Solution? Gas Checks!

The solution lies in using copper gas checks for over-powder and over-shot cards, but there’s a hitch. Gas checks for .45 Colt are 0.460" diameter. Brand-new factory brass is usually 0.474" outside diameter, which means about 0.454" inside at the mouth, then tapering still smaller toward the base of the case as it thickens inside. So how can this work? The secrets are to use a 0.439" diameter .44 caliber gas check for the over-powder card, and to push those 0.460" gas checks through a Lee 0.452" bullet sizer for the overshot cards.

Grins finally arrived on the scene with Load #13. It consists of using fired cases trimmed to 1.270" and resized in a die that leaves them 0.475" in diameter, then generously neck flared. Power comes from six grains of Unique topped with the .44 gas check, cup side up.

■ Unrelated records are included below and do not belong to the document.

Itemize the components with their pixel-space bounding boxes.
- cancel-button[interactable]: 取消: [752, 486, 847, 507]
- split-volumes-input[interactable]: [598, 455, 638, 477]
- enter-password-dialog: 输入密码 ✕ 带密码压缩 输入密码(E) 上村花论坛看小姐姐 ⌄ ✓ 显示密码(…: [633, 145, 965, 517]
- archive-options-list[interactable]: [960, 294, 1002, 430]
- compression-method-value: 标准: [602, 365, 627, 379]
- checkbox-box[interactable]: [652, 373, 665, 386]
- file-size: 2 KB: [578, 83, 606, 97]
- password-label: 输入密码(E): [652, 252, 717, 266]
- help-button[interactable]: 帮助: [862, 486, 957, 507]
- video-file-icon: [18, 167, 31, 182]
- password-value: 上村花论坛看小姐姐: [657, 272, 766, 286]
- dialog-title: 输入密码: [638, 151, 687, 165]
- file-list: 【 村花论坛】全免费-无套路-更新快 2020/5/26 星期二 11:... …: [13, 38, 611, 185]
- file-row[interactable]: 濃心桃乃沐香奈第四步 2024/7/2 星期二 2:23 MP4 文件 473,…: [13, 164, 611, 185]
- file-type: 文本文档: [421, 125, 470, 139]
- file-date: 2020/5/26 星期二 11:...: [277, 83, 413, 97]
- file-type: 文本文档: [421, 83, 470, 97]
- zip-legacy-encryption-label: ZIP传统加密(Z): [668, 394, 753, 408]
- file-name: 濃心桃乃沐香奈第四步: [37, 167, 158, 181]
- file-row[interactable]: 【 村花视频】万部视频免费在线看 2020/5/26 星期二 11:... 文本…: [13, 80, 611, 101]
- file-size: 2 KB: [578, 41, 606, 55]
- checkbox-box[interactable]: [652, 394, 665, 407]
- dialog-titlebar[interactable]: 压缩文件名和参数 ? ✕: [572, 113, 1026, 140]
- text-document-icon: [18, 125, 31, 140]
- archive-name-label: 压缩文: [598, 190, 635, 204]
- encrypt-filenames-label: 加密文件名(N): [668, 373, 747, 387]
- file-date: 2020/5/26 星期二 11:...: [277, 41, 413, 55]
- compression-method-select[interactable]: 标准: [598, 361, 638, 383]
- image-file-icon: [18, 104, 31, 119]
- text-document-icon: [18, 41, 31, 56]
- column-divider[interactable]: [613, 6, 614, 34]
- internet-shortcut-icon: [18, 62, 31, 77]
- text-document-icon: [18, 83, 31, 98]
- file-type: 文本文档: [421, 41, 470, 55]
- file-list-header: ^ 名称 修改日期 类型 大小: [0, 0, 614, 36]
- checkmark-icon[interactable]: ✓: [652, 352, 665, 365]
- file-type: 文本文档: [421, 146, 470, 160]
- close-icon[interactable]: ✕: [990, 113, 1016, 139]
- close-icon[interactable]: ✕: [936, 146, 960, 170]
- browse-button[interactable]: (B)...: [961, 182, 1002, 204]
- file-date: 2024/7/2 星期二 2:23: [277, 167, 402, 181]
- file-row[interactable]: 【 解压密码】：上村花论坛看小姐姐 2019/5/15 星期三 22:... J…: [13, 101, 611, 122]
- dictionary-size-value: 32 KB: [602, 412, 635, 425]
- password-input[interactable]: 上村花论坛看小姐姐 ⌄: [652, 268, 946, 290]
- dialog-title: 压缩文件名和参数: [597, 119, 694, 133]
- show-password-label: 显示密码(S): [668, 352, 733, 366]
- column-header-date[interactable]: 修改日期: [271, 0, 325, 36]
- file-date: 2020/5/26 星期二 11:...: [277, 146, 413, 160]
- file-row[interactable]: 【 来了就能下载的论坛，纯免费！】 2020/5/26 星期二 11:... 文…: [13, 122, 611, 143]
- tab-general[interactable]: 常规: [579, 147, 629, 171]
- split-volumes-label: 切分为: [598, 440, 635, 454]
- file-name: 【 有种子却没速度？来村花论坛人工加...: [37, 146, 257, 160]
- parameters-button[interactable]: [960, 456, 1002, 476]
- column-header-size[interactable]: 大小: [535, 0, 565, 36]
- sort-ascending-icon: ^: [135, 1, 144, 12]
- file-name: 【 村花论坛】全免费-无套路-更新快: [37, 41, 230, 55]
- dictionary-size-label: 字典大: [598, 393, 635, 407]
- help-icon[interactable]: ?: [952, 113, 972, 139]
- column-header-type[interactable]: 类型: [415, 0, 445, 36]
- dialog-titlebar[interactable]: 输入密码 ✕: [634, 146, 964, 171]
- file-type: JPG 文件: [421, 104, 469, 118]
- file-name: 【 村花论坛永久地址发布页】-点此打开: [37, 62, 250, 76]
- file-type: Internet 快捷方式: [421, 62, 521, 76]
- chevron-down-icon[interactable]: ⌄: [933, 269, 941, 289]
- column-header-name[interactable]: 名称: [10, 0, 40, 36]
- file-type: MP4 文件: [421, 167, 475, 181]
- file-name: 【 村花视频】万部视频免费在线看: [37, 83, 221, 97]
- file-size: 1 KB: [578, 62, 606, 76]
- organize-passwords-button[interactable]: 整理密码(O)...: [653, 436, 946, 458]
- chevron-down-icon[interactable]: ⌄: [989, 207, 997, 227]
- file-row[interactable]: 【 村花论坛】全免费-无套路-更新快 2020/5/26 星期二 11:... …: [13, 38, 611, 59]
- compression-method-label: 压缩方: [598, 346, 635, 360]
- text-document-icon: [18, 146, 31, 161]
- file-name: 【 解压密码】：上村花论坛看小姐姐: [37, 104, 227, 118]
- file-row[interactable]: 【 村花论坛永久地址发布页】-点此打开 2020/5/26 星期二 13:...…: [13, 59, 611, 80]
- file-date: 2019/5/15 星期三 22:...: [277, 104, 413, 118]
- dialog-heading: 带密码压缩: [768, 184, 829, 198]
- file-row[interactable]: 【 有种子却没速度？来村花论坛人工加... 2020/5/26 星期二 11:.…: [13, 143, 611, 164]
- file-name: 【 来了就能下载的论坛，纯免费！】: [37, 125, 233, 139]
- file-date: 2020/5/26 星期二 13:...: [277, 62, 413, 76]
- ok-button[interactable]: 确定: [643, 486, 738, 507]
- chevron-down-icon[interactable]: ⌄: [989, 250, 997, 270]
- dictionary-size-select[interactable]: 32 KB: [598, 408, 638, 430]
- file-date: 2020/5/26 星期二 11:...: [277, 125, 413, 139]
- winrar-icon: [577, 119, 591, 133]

Using 180 grains of #12 shot leaves a 0.452" gas check 0.035"–0.040" below the top of the flared case mouth, cup side down. This ensures crimping doesn’t compress the powder charge, which is dangerous with pistol powders.

Using a Hornady die, a roll crimp that reduces case mouth size to 0.405"–0.410" holds everything in place. A faint shot rattle assures me I haven’t compressed the powder charge. To me, it’s the near-perfect home-made .45 Colt shotshell. The imperfection is I’m probably going to get significant barrel leading from the soft lead shot. However, Kano Kroil does an excellent job of floating this stuff loose.